On croit que l’Afrique est le berceau de l’humanité.

On se trompe.

L’Afrique n’est ni une histoire, ni une géographie. L’Afrique est un champ de mines idéologique.

D’abord, pour les médias français, l’Afrique, c’est avant tout l’Afrique subsaharienne. Lorsque l’on se rend dans sa riad au Maroc, quand on va en villégiature en Algérie, lorsque l’on visite les ruines de Carthage en Tunisie, quand on va en Libye (on ne va pas en Libye), ou quand on va faire sa petite croisière sur le Nil en Égypte, on n’est pas vraiment en Afrique, on est dans le monde arabe.

Si on s’aventure trop au sud, et que l’on rencontre des blancs, on est en Afrique du sud. Les Sud Africains ne sont pas des Africains. Avant, c’étaient des défenseurs de l’apartheid ; maintenant, ils restent les exploiteurs des autres Africains, les vrais, et les oppriment tant par leur domination économique qu’ils les poussent au crime. On sent toujours cette gêne du Français quand il regarde évoluer les Springboks, non pas tant parce que les bleus perdent toujours, mais parce que cette équipe africaine est une équipe blanche. Ainsi, si l’équipe de football (noire) d’Afrique du Sud est sympathique, joviale, créative, les Springboks (blancs) sont ennuyeux, disciplinés, et ne suscitent nulle sympathie chez le spectateur français.

L’Afrique, c’est avant tout l’Afrique francophone. Lorsqu’on parle d’Afrique, on parle généralement d’Afrique de l’Ouest ou centrale, mais pas de l’Afrique anglophone de l’est, du sud, et du centre. Si l’Afrique fut la victime des colonisateurs et si tous ses problèmes restent la responsabilité des anciennes puissances colonisatrices, il existe des bons et des mauvais colonisateurs.

Les Anglais par exemple sont de mauvais colonisateurs.
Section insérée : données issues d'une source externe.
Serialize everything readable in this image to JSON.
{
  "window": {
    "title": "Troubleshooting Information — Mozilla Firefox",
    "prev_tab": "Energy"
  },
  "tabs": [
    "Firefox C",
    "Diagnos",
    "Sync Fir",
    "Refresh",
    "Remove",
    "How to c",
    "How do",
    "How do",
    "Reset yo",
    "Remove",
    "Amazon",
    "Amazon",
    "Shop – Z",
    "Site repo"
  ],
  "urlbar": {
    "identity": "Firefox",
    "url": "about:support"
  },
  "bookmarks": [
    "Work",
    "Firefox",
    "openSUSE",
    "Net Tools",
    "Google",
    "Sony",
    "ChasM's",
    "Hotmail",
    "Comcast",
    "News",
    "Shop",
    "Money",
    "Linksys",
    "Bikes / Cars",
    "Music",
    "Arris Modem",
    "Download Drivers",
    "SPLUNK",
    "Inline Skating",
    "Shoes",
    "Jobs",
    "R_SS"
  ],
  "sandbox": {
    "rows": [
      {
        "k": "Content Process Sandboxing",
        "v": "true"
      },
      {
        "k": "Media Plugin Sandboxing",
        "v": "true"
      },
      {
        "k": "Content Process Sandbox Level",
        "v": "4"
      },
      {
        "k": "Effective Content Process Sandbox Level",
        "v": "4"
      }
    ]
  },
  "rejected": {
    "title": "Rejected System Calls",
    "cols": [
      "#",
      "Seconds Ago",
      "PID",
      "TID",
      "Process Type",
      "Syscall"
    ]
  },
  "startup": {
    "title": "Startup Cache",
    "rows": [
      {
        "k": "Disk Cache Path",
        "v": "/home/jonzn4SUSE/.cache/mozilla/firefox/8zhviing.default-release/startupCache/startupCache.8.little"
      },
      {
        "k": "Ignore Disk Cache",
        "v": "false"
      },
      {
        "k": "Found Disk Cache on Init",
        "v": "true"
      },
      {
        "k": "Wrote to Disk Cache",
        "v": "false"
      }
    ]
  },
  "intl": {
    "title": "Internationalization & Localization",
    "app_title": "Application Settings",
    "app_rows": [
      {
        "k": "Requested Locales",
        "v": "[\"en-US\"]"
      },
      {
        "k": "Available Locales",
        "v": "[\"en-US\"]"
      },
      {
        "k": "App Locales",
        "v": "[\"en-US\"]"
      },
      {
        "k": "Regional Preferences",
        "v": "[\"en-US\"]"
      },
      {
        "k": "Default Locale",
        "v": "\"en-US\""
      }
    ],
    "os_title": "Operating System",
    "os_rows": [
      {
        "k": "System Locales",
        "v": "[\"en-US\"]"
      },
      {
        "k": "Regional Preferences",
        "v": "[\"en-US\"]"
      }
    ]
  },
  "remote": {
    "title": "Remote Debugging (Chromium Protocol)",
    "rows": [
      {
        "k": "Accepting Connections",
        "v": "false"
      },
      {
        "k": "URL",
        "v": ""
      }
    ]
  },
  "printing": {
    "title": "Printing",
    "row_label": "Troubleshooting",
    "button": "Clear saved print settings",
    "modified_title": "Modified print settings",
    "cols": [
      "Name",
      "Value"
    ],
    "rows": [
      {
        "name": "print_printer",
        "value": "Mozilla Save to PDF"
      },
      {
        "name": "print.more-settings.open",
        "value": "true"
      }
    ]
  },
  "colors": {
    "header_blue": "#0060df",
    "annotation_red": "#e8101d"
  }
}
Non seulement ils exploitèrent les Africains et les traitèrent comme des esclaves, mais de plus, ils se battirent contre les Français pour les chasser d’Afrique, alors que les colonisateurs français, eux, aimaient les Africains. Les Anglais méprisaient les Africains, ne s’y intéressaient pas, ils passaient leur temps à les massacrer avec leurs fusils. Ils ne folâtraient pas avec de belles femmes peules. Il faut se méfier du colonisateur qui ne folâtre pas.

Les Anglais sont des colonisateurs racistes. Les Français, pas vraiment. Les Français ont apporté leur langue, leur culture, ils ont construit des routes, ils ont invité les Africains à rejoindre leurs rangs pendant la première guerre mondiale, ils ont partagé leur popote avec eux dans les tranchées avant de les envoyer au devant des mitrailleuses allemandes.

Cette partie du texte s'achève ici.